Mittelbayerische Zeitung: Brexit-Dämmerung in London / Das in Brüssel aufgeführte Drama zeigt Wirkung: Die Austrittsbefürworter auf der Insel spucken plötzlich leise Töne. Von Daniela Weingärtner
Geschrieben am 23-11-2018 |
Regensburg (ots) - Man reibt sich die Augen. Sämtliche
Brexitbeobachter hatten als größte Hürde für einen geordneten
Ausstieg Britanniens aus der EU die Abstimmung im britischen
Unterhaus angesehen. Nun zeigt sich, dass noch von ganz anderer Seite
Hindernisse aufgetürmt werden. Spanien stellt sich quer, weil es
seine Interessen in Gibraltar nicht angemessen berücksichtigt findet.
Der "Affenfelsen" an der Südspitze der iberischen Halbinsel ist einer
größeren Öffentlichkeit allenfalls als touristisches Kuriosum
bekannt, wo in andalusischer Landschaft rote Telefonhäuschen stehen.
In EU-Verträgen allerdings gehört die von Spanien durchgesetzte
Fußnote, dass der Status des Territoriums als britisches
Hoheitsgebiet nicht für alle Zeiten festgeschrieben werden dürfe, zum
festen Repertoire. Zwar hat die britische Krone dort seit 1704 das
Sagen. 1713 verzichtete der spanische Staat im Frieden von Utrecht
auf das Gebiet. Doch der Stachel scheint auch nach über drei
Jahrhunderten unverändert zu schmerzen. Wer einen Hinweis auf die 6,5
Quadratmeter große Enklave im Entwurf des Rückzugsvertrags zwischen
der EU und dem Vereinigten Königreich sucht, wird schon in Artikel
drei fündig. Er legt fest, dass alle Übergangsvereinbarungen auch für
Gibraltar gelten. Doch auch die entsprechende Fußnote fehlt nicht.
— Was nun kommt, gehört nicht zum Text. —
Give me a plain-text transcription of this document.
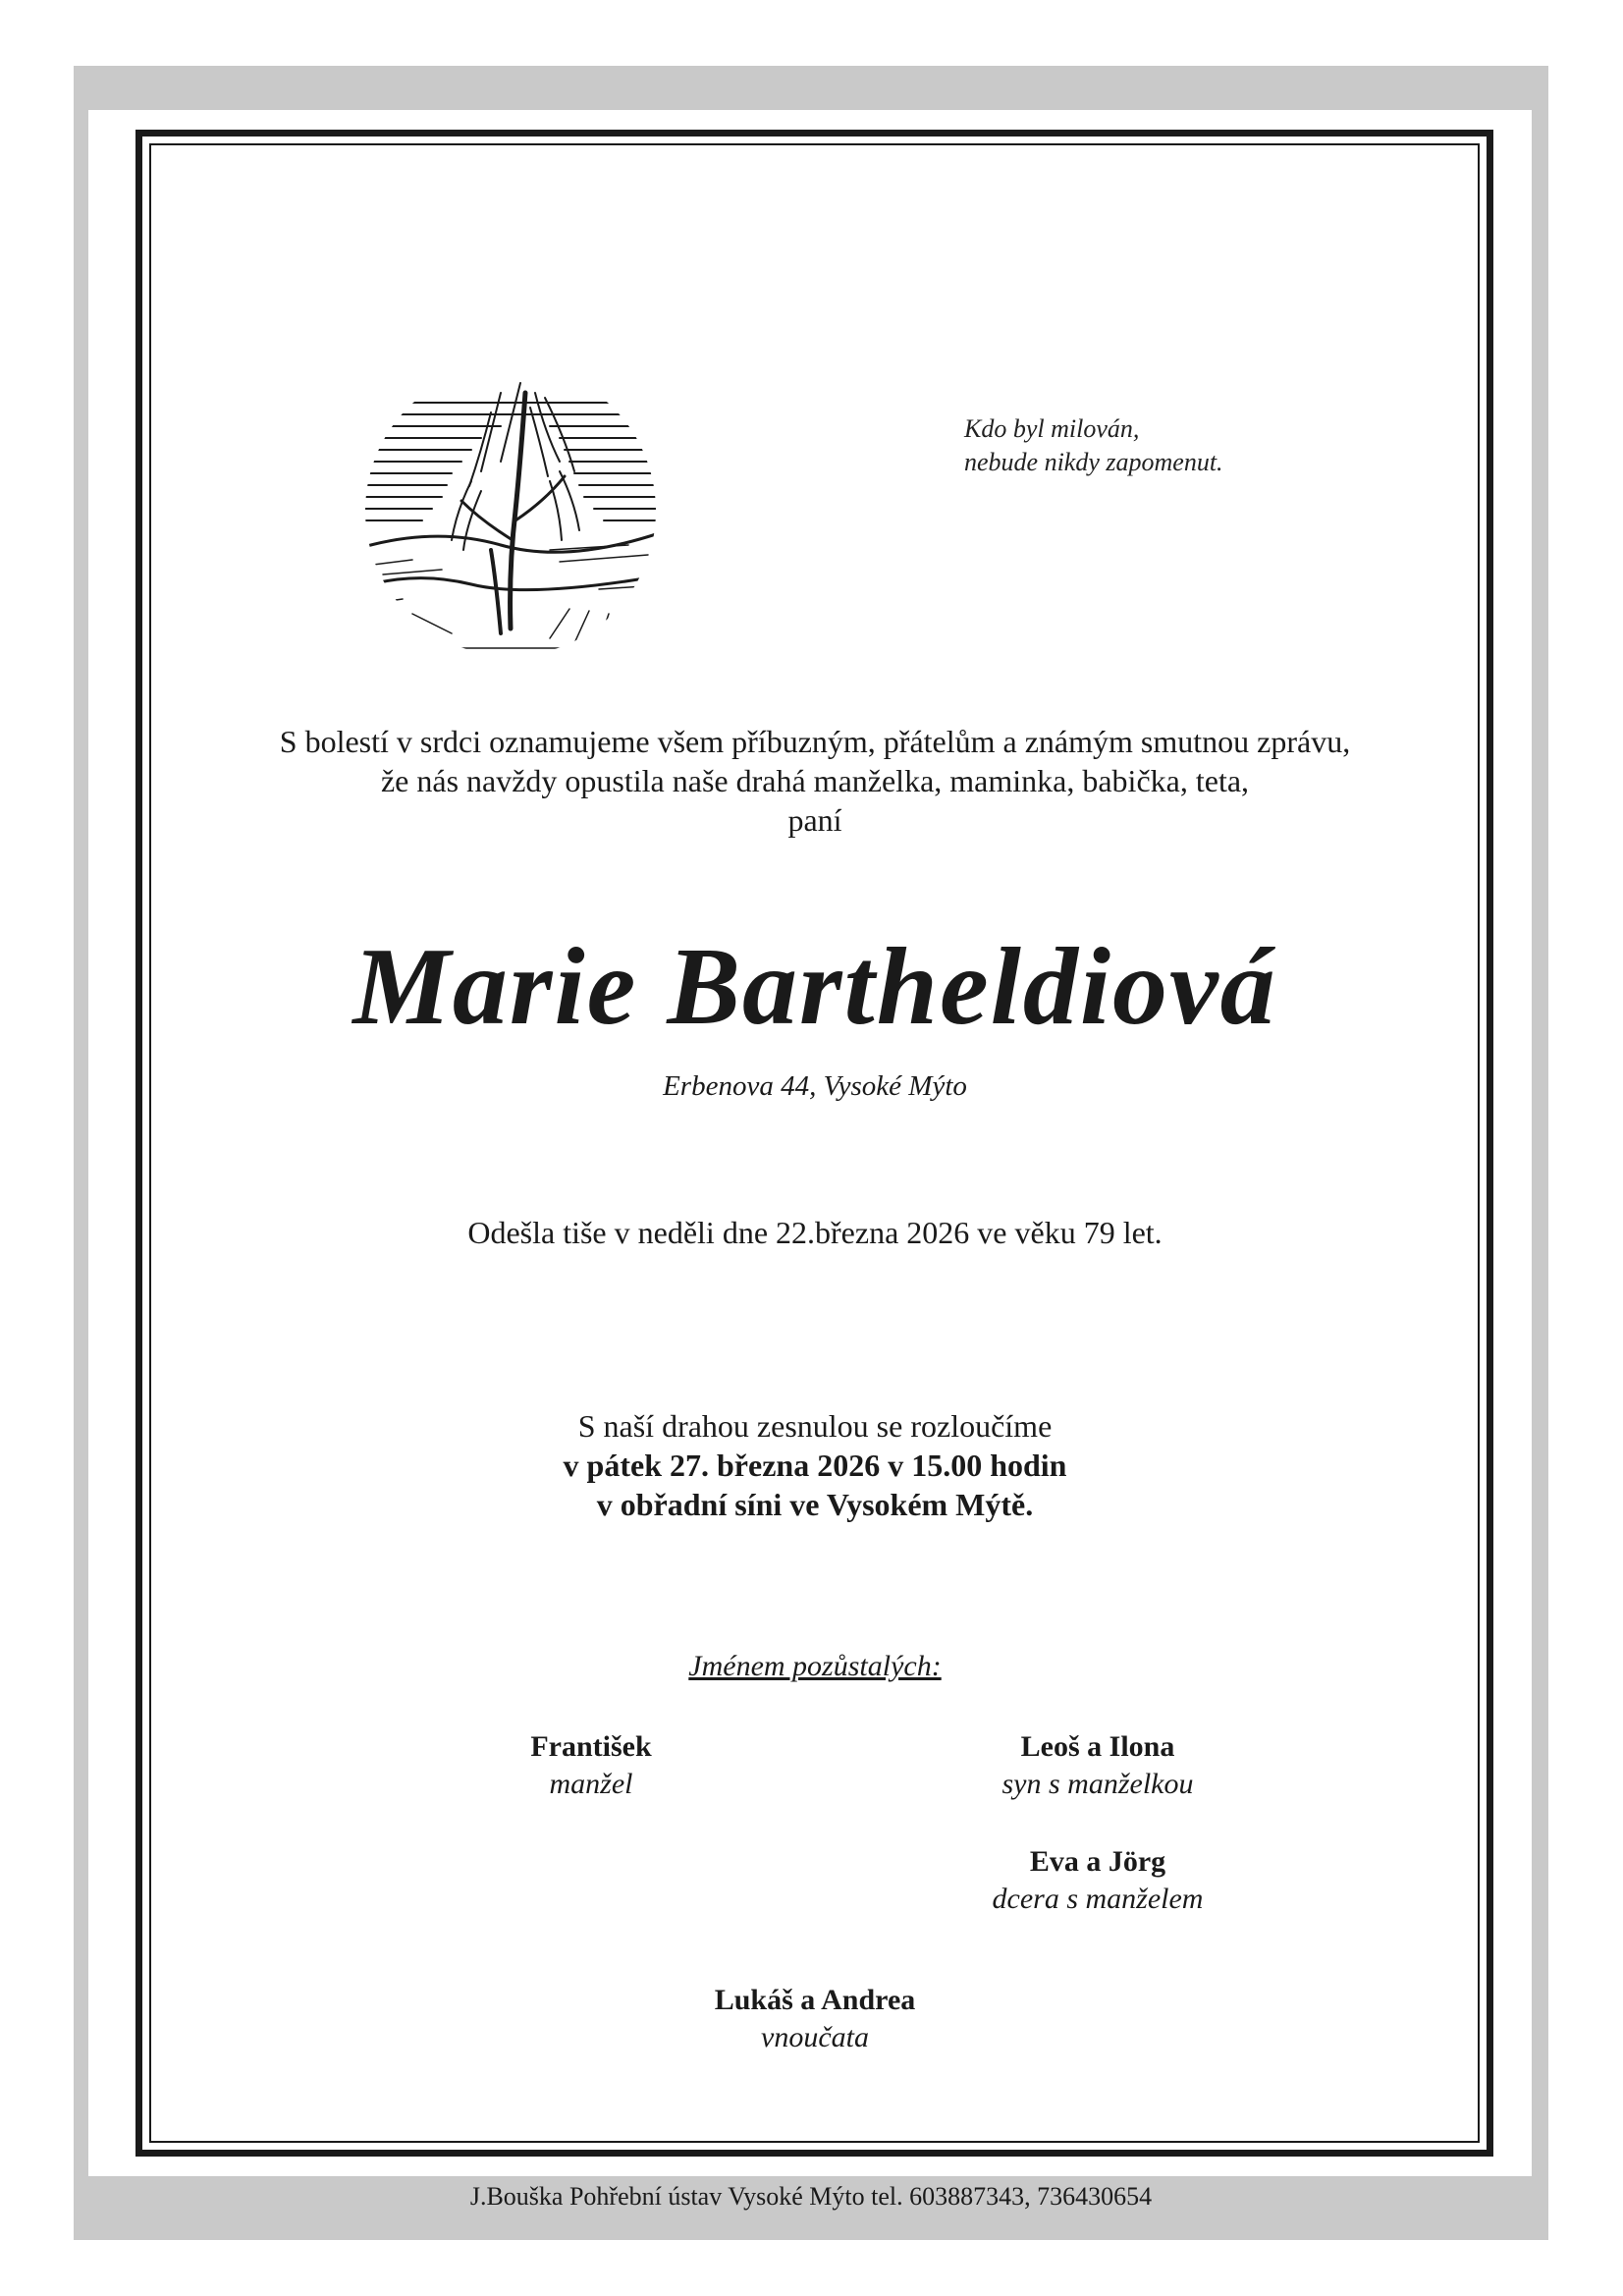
Kdo byl milován,
nebude nikdy zapomenut.
S bolestí v srdci oznamujeme všem příbuzným, přátelům a známým smutnou zprávu,
že nás navždy opustila naše drahá manželka, maminka, babička, teta,
paní
Marie Bartheldiová
Erbenova 44, Vysoké Mýto
Odešla tiše v neděli dne 22.března 2026 ve věku 79 let.
S naší drahou zesnulou se rozloučíme
v pátek 27. března 2026 v 15.00 hodin
v obřadní síni ve Vysokém Mýtě.
Jménem pozůstalých:
František
manžel
Leoš a Ilona
syn s manželkou
Eva a Jörg
dcera s manželem
Lukáš a Andrea
vnoučata
J.Bouška Pohřební ústav Vysoké Mýto tel. 603887343, 736430654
Sie verweist auf das de-facto-Vetorecht, das sich Madrid schon im
April 2017 von den anderen 26 in der EU verbleibenden
Mitgliedsstaaten hat zusichern lassen. Es besagt, dass jeder künftige
Partnerschaftsvertrag nur dann auf Gibraltar angewendet werden darf,
wenn Spanien und Großbritannien dem ausdrücklich zustimmen.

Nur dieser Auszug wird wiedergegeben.